Anadolu’nun binlerce yıllık uygarlık mirası mutfak kültüründe hayat buluyor. Bu topraklarda şekillenen bu kültür, farklı toplumların izlerini taşıyan canlı bir tarih niteliği taşır. 2026’da yerli ürünleri seçerek bu mirası yaşatmak ve daha güçlü kılmak hepimizin elinde.
Artık 2025 yılı bitiyor, 2026 hepimiz için her yeni yıl gibi umutlar ama yanında belirsizlikler ile geliyor. Yazılarımdan beni tanıyorsunuz yüzlerce hatta abartısız binlerce yazı yazdım. Bu yazılarımın yüzde doksan dokuzunda tek bir mesaj vardır ANADOLU. Bu bir heves ya da şoven bir yaklaşımdan çok bir gerçeğin kabulüdür.
Çünkü Anadolu, meyve toplayıcılık ve avcılıktan yarı tarıma ve yerleşik düzene, oradan da tarım ve madenciliğe geçilen en eski uygarlıkların doğduğu coğrafyalardan biridir. Bu topraklarda yaşayan farklı toplulukların uygarlık aşamalarını ve geleneksel özelliklerini yansıtan Anadolu yemekleri, bugün “Türk Mutfağı” adıyla anılmakta. Bütün bunlar Anadolu uygarlığının geçirdiği gelişim sürecinin somut bir belgesi niteliğini taşımaktadır.

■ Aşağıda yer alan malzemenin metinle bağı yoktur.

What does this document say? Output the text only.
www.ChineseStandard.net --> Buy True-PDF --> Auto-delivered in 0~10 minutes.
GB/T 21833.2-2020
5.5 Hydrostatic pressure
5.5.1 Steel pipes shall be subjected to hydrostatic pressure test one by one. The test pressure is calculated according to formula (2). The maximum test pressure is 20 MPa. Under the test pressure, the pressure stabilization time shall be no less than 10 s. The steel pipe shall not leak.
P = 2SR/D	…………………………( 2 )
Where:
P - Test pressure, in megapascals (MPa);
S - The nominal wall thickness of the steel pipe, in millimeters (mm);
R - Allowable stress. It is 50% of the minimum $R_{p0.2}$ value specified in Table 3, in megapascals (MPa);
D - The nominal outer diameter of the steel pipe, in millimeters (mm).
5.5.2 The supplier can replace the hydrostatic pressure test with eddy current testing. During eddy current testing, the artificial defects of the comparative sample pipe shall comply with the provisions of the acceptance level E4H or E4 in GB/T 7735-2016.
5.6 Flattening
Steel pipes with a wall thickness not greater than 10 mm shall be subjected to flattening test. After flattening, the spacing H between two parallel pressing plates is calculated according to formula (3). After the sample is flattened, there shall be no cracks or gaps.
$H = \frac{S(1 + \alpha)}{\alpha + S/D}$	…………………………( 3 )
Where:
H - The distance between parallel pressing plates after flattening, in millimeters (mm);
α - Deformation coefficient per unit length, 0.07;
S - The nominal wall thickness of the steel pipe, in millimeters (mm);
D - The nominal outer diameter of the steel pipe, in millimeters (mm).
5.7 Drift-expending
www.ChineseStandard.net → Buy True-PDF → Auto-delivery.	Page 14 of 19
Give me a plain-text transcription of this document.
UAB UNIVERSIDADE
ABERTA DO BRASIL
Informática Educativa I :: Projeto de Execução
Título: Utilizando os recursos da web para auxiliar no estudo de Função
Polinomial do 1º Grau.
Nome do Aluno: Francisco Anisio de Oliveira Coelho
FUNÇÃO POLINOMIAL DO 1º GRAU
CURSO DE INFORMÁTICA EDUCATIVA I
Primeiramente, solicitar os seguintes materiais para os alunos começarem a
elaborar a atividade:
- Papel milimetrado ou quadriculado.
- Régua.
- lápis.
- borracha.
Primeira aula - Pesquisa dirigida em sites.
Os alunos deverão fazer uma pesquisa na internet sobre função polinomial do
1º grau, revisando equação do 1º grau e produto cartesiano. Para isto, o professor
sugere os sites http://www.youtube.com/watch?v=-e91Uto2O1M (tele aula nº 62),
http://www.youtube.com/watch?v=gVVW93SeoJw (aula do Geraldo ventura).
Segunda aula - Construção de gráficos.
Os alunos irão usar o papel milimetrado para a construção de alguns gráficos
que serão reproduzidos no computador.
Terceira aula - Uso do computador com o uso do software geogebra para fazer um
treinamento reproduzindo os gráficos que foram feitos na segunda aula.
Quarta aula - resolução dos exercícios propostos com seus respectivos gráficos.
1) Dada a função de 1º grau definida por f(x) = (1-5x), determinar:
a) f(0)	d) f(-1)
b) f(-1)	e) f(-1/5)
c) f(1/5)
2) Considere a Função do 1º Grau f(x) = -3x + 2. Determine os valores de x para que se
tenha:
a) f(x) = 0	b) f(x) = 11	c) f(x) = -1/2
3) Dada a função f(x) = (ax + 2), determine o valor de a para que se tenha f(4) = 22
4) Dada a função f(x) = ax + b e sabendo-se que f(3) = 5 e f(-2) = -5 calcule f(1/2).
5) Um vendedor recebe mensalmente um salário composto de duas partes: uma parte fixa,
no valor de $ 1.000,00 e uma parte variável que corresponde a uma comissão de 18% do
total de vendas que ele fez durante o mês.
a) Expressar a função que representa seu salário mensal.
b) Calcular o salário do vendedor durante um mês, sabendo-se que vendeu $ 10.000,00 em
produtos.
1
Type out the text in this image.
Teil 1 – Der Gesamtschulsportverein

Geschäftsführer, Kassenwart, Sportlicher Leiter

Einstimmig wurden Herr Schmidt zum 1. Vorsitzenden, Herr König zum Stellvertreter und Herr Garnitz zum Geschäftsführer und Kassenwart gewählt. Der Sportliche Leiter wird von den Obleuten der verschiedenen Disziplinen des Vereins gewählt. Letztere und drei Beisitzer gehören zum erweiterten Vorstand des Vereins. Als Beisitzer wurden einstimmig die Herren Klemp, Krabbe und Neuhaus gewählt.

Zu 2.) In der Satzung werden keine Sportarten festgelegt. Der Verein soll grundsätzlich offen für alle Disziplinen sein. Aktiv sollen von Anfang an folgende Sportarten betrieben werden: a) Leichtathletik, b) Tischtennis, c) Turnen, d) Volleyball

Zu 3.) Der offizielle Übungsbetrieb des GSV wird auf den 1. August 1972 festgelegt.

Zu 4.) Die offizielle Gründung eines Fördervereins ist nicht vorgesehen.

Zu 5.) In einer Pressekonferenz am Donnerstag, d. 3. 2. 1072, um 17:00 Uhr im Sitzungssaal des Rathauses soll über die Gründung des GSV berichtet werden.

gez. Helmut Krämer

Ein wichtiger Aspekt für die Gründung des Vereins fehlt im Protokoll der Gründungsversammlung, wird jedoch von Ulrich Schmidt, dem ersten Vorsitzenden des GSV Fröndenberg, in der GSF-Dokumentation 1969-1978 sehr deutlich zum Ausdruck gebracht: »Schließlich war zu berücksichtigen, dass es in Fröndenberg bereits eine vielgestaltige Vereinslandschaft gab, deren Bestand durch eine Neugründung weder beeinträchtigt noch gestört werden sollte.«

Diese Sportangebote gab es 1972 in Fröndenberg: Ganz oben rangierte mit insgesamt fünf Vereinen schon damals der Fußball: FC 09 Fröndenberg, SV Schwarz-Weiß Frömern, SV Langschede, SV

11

MUTFAK KÜLTÜRÜ HAYATIN KENDİSİDİR
Bütün dünya için yemeğin tarihi konusunda izlenecek yolda “ANADOLU” önemli başlangıç noktalarından biri olmalıdır. Çünkü bilgi tat almaksa Anadolu dünyadaki en büyük kütüphanelerdendir. Anadolu’yu doğru anlamanın en iyi yollarından birisi de mutfak kültürüdür. Anadolu’da mutfak kültürü hayatın kendisidir. Aslında çok bildik gibi gelse de 21. yüzyıl ortalarında Anadolu hâlâ gizemlerini korumaktadır. Anadolu herkesi yavaş yavaş içine alan sırları ve hikâyeleri, kendisini yenileyen yenilikleri kabul eden bir coğrafya. Aynı zamanda da mistik bir kokuya ve kişilikli bir ruha sahip. Son tahlilde Anadolu’da yemek sosyal bir paylaşım şekli, kaynamış, kaynaştırmış her alt bölge kendi lezzetini ortaya çıkarmış. Hayatın başladığı andan itibaren var olan kültürleri toprağına, taşına sindirmiş ve şüphesiz ki her yeni gelen öncekilerden esinlenmiş.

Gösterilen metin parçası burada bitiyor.